Şimdi sorarım size, 1978 yılında kurulan ve palazlanan PKK silahlanıp, güçlenip yurt içinde ve yurt dışında saldırılara başlayıp, ülkeyi kan gölüne çevirmeden, Suriye’den de şehitlerimiz gelmeden bu ciddi girişimler ve bu anlayış gösterilemez miydi?
Bugüne kadar yaklaşık 15 bin şehit vermeden, Bebek, Çoluk, Çocuk ve Kadınlarımız öldürülmeden bu affetme anlayışı daha önce gösterilemez miydi?
Üstelik MHP gibi, PKK’ ya karşı son derece sert tutumda olan hatta Bahçeli’nin bir konuşmasında ‘’Türkiye Cumhuriyeti’ nin terörle mücadele görüşmeleri, anlaşma yollarının aranması, yeni süreçlerin imar çalışması, sadece ve sadece terör örgütünün değirmenine su taşımaktır ‘’ şeklinde açıklamalarda bulunmasının üzerine, MHP genel başkanı Devlet Bahçeli’nin, PKK ve şiddetle kapatılmasını dahi istediği DEM Partisine bu kadar anlayış gösterecekti, hoş bakacaktı o taktirden bugün neden beklendi.
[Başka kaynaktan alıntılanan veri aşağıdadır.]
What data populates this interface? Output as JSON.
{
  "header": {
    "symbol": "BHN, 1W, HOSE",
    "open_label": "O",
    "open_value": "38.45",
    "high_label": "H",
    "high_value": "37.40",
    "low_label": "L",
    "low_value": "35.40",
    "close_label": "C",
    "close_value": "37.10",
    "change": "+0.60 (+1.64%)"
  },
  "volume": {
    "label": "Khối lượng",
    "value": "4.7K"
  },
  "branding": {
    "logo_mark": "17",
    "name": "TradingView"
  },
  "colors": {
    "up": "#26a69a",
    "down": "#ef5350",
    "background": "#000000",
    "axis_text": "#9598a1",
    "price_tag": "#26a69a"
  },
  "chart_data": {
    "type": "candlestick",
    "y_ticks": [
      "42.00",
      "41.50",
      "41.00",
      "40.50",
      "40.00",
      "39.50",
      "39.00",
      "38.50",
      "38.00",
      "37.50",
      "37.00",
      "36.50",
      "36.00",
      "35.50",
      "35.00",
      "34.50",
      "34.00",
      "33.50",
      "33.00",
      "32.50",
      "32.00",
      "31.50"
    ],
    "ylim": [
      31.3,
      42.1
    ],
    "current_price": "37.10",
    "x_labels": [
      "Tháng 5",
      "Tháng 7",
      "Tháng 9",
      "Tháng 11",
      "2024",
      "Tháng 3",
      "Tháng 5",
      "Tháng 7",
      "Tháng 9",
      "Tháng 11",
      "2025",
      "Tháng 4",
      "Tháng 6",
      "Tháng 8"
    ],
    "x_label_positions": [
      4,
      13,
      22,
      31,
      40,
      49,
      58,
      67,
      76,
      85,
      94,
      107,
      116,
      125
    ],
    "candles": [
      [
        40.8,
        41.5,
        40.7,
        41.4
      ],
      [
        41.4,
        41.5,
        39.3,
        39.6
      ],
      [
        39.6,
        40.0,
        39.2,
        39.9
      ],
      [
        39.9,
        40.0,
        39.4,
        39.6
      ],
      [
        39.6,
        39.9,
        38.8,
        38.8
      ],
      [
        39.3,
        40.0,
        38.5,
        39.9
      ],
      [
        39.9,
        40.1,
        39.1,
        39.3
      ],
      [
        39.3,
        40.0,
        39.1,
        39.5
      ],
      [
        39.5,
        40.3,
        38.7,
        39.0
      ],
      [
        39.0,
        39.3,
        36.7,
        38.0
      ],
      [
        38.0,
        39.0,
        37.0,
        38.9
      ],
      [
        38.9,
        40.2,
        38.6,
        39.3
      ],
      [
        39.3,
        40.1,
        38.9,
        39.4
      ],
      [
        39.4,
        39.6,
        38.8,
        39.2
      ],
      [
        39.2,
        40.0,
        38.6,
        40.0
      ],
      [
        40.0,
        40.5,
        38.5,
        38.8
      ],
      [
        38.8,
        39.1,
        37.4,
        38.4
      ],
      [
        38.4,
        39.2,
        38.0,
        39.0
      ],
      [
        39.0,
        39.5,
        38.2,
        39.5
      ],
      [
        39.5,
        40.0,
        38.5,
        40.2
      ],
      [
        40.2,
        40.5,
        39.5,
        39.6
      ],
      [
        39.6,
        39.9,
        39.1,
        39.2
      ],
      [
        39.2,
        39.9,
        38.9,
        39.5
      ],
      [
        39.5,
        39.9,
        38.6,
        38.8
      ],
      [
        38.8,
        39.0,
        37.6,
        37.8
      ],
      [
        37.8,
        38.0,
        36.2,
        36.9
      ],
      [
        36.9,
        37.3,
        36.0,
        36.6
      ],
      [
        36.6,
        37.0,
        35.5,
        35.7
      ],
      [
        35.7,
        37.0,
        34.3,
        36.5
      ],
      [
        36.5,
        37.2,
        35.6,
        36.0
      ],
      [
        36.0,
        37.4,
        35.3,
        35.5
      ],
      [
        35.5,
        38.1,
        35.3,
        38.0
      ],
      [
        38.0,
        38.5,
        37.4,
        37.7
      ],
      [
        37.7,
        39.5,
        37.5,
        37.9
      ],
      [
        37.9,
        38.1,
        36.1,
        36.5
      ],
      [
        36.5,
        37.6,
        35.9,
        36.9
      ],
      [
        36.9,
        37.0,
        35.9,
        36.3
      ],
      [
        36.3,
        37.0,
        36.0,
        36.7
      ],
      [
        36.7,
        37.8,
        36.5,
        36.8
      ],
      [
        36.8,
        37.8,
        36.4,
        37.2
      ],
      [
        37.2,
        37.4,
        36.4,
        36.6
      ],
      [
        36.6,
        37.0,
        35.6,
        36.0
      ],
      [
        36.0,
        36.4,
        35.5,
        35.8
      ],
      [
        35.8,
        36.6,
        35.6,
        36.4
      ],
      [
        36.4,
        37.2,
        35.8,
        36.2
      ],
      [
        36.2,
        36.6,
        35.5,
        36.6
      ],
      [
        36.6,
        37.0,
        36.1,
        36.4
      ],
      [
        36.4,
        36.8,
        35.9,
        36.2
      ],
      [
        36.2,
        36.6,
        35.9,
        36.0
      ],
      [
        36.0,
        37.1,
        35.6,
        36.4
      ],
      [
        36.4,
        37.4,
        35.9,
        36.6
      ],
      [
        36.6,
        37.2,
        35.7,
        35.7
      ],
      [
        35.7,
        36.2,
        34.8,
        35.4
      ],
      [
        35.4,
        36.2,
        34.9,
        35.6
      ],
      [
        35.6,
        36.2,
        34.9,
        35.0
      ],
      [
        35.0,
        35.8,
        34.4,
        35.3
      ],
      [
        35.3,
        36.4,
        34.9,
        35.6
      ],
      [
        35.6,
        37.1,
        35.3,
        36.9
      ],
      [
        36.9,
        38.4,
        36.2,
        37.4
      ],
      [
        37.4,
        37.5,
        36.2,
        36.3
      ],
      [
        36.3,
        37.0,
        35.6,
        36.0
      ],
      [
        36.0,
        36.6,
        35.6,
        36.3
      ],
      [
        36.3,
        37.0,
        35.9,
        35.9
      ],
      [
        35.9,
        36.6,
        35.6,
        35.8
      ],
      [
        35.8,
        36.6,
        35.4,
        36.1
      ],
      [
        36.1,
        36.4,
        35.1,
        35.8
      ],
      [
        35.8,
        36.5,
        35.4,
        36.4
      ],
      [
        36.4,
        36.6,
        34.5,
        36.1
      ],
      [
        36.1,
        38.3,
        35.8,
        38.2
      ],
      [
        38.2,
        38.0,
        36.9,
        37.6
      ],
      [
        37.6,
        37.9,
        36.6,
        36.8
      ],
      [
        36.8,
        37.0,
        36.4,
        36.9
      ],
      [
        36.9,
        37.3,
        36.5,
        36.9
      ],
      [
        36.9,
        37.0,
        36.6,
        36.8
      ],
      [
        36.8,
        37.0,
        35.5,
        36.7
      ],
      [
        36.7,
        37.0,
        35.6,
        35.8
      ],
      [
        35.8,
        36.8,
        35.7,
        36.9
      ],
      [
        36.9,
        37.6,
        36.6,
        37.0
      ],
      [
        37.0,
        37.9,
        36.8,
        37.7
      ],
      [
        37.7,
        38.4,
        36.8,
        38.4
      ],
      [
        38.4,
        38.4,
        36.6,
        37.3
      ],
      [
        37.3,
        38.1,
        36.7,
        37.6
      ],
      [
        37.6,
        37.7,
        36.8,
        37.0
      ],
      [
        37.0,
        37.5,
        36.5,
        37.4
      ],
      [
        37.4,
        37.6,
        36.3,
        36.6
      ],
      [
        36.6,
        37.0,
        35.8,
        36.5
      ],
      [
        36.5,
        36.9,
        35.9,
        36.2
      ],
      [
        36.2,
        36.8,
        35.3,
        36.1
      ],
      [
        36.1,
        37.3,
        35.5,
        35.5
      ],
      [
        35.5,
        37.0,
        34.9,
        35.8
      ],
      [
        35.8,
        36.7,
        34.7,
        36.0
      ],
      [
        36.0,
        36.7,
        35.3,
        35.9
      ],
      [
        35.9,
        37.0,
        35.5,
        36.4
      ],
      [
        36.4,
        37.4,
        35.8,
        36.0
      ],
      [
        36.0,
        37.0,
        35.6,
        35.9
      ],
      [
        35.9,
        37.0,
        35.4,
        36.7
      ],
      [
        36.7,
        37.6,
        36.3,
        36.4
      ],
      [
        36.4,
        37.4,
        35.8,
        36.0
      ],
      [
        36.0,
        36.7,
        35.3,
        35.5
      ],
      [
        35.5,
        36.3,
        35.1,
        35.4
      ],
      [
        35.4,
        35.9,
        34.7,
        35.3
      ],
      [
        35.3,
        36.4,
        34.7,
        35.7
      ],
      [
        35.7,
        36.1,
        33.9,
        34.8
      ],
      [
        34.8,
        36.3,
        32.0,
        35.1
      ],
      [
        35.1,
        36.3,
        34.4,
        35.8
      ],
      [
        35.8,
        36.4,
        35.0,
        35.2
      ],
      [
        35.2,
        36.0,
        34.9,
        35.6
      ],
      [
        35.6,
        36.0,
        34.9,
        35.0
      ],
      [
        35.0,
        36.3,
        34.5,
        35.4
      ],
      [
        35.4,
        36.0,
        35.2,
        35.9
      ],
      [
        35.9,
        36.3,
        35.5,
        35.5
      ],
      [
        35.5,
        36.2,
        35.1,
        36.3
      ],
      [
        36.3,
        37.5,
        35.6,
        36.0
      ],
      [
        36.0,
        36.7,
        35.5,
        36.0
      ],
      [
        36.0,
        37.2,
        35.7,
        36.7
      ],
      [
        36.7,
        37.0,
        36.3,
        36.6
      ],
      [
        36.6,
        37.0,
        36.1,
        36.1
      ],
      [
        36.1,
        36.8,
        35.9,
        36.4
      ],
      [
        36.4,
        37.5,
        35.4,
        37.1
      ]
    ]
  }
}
Sevgili okuyucular nereden nereye. İnanın geçmiş hükümetler döneminde de çokça bu şekilde zikzaklara alışmış ve çokça şahit olmuş bir Gazeteci olarak bu kadar hayati bir önem taşıyan PKK katillerinin ve onum ele başı olan Apo konusundaki bu zikzakları hiç anlayamıyorum.
Üstelik Cumhurbaşkanı Recep Tayyip Erdoğan’ın bu konudaki başarıları orta yerde dururken ve yurt içinde terörün kökünü kazımışken, hatta son Suriye’deki gelişmeler üzerine artık Kandil’in de son günlerinin geldiği bir dönemde, Apo’ya kucak açmak ve Bebek katili dediğimiz bir caniyi Gazi Meclise çağıracak kadar cömert olmak neyin nesi acaba.
Bırakın Cumhurbaşkanı Erdoğan’ı, sınırlarımıza yakın noktalarda kalan 3-5 baldırı çıplak PKK’nın hakkından gelsin. Zaten rest çekmedimi ‘’ ya silahlarını gömecekler, ya da silahları ile birlikte gömülecekler ‘’ demedimi? O taktirde PKK elebaşından medet ummakta ne oluyor.
Kim varsa aradan çekilsin, Cumhurbaşkanı ve Devletimiz, o belanın üstünden gelecek ve son kalıntılarını da temizleyip atacaktır. Bırakın O Apo’ ya yüz vermeyi, yeniden insan içine çıkmasını sağlamayı. Güçlü Türkiye Cumhuriyeti, bunların hepsinin üstesinden gelir. Yeter ki, biz bir olalım, diri olalım. Cumhurbaşkanı ve Devletimiz bu kararlılığı göstermelidir.